На другой день Екатерина написала письмо в Польшу Генриху и отправила с ним своего шталмейстера — господина де Шомро. В письме она подробно описывала обстоятельства смерти старшего брата, в свой последний час выражавшего надежду, что новый государь окажется столь же непримиримым к врагам государства, сколь добрым и милостивым к тем, кто ему верно служит. Она уверяла, что все уповают на нового короля и с нетерпением ждут его, дабы выразить верноподданнические чувства, и предоставить себя в его полное распоряжение в деле борьбы с врагами веры и отечества, коих воплощает в себе юг страны. На прощание она посоветовала ему ехать не через Германию, а другим путем — через Австрию и Италию. Закончила она письмо уверениями в неизменной любви и прибавила, что умрет от горя, если с ее любимым сыном в дороге что-нибудь случится.

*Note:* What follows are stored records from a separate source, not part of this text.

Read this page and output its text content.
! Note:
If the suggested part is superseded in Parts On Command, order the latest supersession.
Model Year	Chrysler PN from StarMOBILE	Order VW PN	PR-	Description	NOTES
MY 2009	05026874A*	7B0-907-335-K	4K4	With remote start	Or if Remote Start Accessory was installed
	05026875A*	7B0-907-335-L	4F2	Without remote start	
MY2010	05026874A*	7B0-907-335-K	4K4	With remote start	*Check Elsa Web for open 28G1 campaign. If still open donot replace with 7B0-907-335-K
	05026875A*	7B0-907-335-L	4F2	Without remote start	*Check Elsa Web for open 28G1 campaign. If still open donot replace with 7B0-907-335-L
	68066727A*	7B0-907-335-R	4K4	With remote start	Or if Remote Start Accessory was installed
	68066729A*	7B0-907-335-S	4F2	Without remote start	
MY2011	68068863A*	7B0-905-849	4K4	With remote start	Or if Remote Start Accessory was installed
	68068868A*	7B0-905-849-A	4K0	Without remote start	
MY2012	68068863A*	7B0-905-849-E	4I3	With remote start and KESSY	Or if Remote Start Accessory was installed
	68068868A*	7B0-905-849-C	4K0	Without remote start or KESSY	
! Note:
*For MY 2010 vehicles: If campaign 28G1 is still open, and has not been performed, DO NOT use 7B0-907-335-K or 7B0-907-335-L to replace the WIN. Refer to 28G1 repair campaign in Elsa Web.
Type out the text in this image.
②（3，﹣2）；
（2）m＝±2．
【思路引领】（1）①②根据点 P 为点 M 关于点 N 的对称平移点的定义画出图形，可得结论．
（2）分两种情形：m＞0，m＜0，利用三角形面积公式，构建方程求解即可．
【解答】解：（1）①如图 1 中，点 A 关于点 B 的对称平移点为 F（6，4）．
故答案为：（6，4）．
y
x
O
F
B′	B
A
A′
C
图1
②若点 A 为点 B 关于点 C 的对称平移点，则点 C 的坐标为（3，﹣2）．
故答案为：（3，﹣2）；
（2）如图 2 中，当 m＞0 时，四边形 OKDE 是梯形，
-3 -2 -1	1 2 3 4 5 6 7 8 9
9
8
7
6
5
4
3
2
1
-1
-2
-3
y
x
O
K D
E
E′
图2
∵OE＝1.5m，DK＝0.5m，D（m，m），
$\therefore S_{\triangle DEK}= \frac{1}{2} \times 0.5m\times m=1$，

Едва Генрих Польский получил печальное известие от посланца тестя Карла IX, ненамного опередившего Шомро, как тут же решил бежать в окружении тех, кого привез с собой из Франции. Причем тайно, ибо знал, что его не отпустят, хотя и правление его здесь не принесло полякам ни радости, ни утешения.
Позже привез письмо от Екатерины и Шомро.
Ночь была лунная, лучше не пожелаешь. Обсудив с приближенными пункт за пунктом все этапы побега и напоив вечером до бесчувственного состояния польских воевод, беглецы глубокой ночью, подкупив городскую стражу, но все же оставаясь неузнанными, выехали через городские ворота и, словно ветер, помчались из Кракова на Освенцим. Их было несколько, его неизменных спутников: дю Гаст, Пибрак, Виллькье, Шомро, дю Альд, Бельевр, Мирон и аббат Гадань. Все были взволнованы в предвкушении свидания с Францией, которую так давно не видели.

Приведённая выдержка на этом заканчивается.